Какой бы правильной ни была эта норма, религия даже в то время, должно быть, казалась монахам нуждающейся в профессиональном совете. Жизнь Роланда не была образцовой. «Песнь» приложила усилия, чтобы показать, что катастрофа при Ронсевале произошла из-за упрямого безрассудства и темперамента Роланда. Умирая, Роланд ни разу не подумал об этих ошибках, не раскаялся в своих мирских амбициях и не упомянул имени Альды, своей невесты. Он цеплялся за память о своих войнах и завоеваниях, своем роде, своем земном сеньоре Карле Великом и о «милой Франции». Он забыл даже намекнуть на Христа. Поэт рассматривал все эти вопросы как дело Церкви; все, что волновало воина, — это мужество, верность и доблесть.

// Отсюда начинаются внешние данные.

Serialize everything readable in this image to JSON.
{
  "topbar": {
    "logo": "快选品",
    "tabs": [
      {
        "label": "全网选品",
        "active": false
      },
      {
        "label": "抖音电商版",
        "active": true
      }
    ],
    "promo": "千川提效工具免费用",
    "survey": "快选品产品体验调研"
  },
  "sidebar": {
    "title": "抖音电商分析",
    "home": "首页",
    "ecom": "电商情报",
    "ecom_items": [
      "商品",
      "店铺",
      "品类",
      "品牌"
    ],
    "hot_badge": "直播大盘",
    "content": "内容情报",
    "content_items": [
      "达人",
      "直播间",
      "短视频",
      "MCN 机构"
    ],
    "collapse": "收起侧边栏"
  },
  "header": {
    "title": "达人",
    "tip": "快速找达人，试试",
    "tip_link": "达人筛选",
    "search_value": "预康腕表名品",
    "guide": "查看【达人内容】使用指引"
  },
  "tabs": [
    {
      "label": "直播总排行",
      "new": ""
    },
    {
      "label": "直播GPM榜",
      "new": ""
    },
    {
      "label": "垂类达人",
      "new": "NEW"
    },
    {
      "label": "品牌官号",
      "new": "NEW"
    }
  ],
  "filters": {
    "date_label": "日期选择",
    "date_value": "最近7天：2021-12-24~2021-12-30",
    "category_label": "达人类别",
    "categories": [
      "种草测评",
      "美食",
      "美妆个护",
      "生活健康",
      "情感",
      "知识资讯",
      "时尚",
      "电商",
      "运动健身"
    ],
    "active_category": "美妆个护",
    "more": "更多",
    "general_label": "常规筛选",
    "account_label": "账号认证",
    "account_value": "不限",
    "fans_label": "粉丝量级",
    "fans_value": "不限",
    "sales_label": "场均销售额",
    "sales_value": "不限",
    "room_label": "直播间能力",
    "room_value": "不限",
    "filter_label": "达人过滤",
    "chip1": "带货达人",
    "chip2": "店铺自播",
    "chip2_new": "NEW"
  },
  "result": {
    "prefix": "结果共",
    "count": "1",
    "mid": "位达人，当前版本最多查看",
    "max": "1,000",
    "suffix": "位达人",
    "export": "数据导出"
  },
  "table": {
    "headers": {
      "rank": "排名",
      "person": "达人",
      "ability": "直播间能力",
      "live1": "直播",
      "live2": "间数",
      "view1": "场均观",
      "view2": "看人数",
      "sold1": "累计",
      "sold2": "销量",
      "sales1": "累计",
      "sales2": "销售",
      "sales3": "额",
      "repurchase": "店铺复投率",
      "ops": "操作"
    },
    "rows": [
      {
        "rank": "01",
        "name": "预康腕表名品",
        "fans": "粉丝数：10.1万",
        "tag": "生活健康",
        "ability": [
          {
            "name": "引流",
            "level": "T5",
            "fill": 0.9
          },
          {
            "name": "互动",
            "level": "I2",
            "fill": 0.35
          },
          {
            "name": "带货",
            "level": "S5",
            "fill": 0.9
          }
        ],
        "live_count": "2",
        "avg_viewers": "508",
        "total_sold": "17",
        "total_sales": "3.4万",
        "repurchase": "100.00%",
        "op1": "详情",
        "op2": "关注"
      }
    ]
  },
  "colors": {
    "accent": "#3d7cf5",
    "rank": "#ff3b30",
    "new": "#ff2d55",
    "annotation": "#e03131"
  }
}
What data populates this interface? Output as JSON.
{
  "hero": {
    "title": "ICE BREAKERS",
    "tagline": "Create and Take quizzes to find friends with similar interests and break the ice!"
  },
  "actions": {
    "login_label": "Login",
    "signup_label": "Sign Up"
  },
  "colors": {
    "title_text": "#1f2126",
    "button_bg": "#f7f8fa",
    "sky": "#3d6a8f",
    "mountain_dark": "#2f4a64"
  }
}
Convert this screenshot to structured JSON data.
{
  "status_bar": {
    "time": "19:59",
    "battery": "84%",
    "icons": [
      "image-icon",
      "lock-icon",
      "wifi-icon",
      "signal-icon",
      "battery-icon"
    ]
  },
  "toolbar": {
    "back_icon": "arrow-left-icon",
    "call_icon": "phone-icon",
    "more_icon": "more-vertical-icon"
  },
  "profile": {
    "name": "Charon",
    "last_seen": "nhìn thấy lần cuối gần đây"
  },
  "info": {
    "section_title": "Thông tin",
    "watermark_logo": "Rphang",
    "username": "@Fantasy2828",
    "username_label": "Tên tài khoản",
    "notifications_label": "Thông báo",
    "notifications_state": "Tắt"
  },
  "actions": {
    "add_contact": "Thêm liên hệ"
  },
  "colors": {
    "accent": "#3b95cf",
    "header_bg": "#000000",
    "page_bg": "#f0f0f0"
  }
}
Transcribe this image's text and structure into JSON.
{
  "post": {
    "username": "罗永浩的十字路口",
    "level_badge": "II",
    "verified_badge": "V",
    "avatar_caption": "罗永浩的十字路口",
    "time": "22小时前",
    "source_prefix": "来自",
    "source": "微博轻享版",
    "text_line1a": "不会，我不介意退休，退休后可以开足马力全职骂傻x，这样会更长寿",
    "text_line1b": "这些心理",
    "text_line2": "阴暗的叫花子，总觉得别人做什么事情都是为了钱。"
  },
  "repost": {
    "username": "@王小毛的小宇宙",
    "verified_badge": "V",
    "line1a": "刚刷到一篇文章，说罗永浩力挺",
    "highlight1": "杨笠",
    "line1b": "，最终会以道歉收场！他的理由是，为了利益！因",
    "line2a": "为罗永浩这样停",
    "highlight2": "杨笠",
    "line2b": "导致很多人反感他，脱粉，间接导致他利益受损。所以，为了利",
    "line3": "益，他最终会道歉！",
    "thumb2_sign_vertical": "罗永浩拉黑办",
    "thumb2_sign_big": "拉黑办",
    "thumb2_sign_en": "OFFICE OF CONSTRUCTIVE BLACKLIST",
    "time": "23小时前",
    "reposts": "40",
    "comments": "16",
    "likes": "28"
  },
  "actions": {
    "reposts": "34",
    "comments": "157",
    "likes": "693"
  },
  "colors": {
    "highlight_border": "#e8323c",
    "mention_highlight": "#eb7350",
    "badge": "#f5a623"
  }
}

Интерес этих деталей заключается не в учености, исторической правде или даже местном колорите, а в искусстве. Наивность мысли повторяется простотой стиха. Слово и мысль одинаково односложны. Ничто никогда не сравнится с этим. Слова бурлят, как ручей в лесу:

Co sent Rollanz de sun tens ni ad plus.

Попробуйте переложить их на современный французский, и посмотрите, что произойдет:

Que jo ai fait des l'ure que nez fui.

Слова могут остаться точно такими же, но поэзия уйдет из них. Пятьсот лет спустя даже английские критики настолько утратили чувство военной поэзии, что заявляли, будто их шокируют односложные слова Мильтона:

Где он внутренне бушевал, и, пока они говорили, Ударил его в живот камнем, Который выбил жизнь.

Язык Мильтона был, действительно, более или менее архаичным и библейским; это была пуританская аффектация; но «Песнь» в трапезной действительно отражала, повторяла, эхом отзывалась в опорах и арках церкви аббатства, только что поднимавшейся над ними. Стих построен. Качества архитектуры воспроизводят себя в песне: та же прямота, простота, отсутствие самосознания; та же интенсивность цели; даже тот же материал; молитва — это гранит:

Guaris de mei l'anme de tuz perils Pur les pecchiez que en ma vie fisi

Действие умирания ощущается, как падение замкового камня в свод, и если бы романские арки в церкви, которые находятся в пределах слышимости, могли говорить, они описали бы то, что они делают, точными словами поэмы:

Desur sun braz teneit Ie chief enclin Juintes ses mains est alez a sa fin.

На свои плечи склонили они головы, Сложили руки и погрузились в свой покой.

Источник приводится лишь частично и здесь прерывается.